Indian Bonds Advance as Monsoon Pickup Adds to Budget Optimism
Comment of the Day

July 02 2014

Commentary by David Fuller

Indian Bonds Advance as Monsoon Pickup Adds to Budget Optimism

Here is a sample from this informative Bloomberg report:

Indian bonds due 2023 rose, pushing the yield to the lowest in two weeks, on indications the monsoon is strengthening and optimism the government will unveil steps in next week’s budget to curb the fiscal deficit.

Seasonal showers covered northern Indian states including Uttarakhand and Himachal Pradesh, the weather bureau said yesterday, adding that conditions are favorable for an advance into other areas. State-run refiners raised fuel prices this week following an increase in rail fares last month, spurring expectations the government will seek to improve its finances by boosting revenue and reducing energy subsidies.

“Any sign of a revival in rains will buoy the bond market as it would calm inflation expectations,” Debendra Kumar Dash, a fixed-income trader at DCB Bank Ltd. in Mumbai, said by phone. “The government has been making all the right noises, leading to hopes that the budget will focus on fiscal consolidation.”

India’s new administration led by Prime Minister Narendra Modi will present its firstfederal budget on July 10, the finance ministry said in a statement today. India can’t afford populist policies and needs fiscal discipline for sustainable economic growth, Finance Minister Arun Jaitley said yesterday.

David Fuller's view

India (weekly & daily) remains one of the world’s best performing stock markets this year, moving steadily higher ever since Narendra Modi threw his hat in the political ring and won a landslide majority victory.  Given Modi’s success in running the state of Gujarat, global investors saw his victory as a vote for modernity.  

 

Consequently, there is now a wall of international money earmarked for investment in India, provided the new regime is seen to be fulfilling its potential.  The Mumbai Sensex Index shown above would have to close beneath 25,000 to indicate a further consolidation before higher levels are seen. 

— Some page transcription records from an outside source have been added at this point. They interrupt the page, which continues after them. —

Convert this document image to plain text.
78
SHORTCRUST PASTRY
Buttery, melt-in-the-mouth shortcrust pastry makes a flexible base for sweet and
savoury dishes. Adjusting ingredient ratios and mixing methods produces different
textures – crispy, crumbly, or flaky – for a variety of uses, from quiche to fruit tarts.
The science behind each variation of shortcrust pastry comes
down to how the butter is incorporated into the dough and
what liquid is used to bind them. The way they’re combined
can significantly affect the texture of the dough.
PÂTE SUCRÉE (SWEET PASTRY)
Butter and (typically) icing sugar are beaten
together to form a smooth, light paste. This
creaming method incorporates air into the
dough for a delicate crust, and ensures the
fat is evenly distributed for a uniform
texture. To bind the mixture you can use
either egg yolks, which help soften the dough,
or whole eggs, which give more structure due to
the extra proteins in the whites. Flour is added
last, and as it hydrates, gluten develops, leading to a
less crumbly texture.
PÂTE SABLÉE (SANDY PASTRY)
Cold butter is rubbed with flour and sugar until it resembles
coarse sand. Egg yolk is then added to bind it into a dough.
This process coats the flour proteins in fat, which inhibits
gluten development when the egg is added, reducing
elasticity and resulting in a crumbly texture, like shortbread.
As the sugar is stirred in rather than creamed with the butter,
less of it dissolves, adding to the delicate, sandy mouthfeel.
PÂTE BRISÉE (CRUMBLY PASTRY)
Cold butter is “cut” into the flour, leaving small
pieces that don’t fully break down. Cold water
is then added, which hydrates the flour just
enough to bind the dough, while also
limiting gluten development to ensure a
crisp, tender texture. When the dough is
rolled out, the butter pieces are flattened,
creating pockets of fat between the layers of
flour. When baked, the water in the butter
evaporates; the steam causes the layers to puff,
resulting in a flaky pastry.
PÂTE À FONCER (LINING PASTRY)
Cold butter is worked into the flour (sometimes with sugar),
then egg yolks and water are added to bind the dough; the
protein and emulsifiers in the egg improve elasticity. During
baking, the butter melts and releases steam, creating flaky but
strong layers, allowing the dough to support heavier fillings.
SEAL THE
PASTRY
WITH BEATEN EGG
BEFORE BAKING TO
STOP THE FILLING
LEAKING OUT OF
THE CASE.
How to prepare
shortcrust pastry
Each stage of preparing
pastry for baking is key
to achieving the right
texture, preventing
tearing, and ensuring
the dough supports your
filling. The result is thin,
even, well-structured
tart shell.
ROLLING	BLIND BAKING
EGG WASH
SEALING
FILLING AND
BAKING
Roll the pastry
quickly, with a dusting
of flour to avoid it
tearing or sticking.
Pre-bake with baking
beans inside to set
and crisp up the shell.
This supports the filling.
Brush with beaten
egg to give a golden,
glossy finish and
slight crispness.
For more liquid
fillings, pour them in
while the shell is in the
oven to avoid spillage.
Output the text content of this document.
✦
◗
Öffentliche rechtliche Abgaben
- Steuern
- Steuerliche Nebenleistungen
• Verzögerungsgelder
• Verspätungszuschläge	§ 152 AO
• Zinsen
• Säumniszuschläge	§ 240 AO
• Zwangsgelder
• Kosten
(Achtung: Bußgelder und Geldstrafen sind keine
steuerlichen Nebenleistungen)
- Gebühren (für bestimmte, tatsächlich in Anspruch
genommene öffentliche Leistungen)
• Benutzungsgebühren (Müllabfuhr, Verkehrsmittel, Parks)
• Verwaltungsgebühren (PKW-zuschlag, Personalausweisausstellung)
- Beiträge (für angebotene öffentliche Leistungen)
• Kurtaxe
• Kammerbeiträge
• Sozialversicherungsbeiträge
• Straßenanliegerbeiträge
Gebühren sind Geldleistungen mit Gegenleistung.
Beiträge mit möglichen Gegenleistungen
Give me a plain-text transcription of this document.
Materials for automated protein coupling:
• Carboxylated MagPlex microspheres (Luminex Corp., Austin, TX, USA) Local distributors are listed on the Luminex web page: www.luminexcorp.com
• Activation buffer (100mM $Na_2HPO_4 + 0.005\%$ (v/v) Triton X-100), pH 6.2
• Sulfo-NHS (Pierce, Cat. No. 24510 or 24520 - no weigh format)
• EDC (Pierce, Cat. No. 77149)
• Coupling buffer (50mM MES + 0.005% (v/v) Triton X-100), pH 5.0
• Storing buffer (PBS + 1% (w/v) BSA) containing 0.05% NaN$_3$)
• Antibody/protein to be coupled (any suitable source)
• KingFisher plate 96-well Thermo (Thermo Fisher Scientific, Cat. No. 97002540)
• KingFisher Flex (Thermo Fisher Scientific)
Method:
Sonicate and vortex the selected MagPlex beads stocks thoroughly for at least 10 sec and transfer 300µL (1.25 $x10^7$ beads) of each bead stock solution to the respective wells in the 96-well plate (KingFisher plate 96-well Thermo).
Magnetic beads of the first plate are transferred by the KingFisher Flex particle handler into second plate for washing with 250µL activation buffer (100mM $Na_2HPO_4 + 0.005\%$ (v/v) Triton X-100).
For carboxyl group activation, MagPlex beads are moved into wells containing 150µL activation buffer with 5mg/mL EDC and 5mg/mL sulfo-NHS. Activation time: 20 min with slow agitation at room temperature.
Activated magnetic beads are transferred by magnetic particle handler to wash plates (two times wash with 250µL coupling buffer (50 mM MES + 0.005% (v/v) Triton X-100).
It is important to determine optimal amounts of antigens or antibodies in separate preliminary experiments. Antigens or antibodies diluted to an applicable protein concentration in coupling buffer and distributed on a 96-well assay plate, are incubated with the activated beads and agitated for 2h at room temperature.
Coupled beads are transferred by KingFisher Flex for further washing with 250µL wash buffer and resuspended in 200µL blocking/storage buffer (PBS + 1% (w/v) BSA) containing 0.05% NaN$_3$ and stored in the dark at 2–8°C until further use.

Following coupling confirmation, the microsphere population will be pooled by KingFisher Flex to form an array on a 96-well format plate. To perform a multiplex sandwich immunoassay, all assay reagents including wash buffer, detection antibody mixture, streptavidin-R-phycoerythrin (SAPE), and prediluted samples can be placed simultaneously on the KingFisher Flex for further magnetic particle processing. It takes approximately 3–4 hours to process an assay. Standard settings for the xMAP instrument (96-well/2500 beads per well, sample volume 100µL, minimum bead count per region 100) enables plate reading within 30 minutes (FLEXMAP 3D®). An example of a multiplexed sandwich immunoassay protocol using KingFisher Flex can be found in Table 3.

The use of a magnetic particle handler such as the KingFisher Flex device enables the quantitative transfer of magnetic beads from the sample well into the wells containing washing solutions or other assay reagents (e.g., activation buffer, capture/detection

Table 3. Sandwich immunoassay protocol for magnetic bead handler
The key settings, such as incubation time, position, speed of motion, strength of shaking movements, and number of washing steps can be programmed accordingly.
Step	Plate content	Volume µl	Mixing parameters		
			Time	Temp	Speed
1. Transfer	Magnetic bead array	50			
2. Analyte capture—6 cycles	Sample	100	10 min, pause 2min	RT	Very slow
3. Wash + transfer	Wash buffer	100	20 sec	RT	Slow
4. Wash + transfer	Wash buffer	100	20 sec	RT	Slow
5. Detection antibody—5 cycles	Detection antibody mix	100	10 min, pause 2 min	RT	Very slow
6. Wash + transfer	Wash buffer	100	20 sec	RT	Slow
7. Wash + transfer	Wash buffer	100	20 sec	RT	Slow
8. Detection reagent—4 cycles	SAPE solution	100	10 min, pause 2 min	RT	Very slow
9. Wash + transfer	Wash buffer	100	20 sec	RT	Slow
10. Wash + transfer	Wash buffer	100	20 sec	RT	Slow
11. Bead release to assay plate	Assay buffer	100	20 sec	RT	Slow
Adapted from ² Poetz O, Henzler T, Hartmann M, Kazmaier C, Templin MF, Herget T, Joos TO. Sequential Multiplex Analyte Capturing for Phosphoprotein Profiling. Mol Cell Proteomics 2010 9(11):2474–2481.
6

India is beginning to benefit from the contrast with China which had been mostly viewed as the better investment prospect in the post-Mao era.  This is understandable given China’s vastly superior infrastructure, more inclusive educational system, and more broadly developed economy.  However, under Modi’s leadership over the next five years, India is now viewed as a prime economic recovery and GDP growth candidate among emerging markets. 

There is also a subtle, contrasting distinction.  With China, one sees the country’s development but problems are hidden.  With democratic India, the problems are all too obvious, often overshadowing corporate achievements.  Better governance will improve both economies but this will be immediately visible in India. 

I think India is in a major bull market.  China remains a recovery candidate with the Hong Kong Hang Seng Index continuing to lead Shanghai A-Shares.  China is cheaper than India but investors remain wary.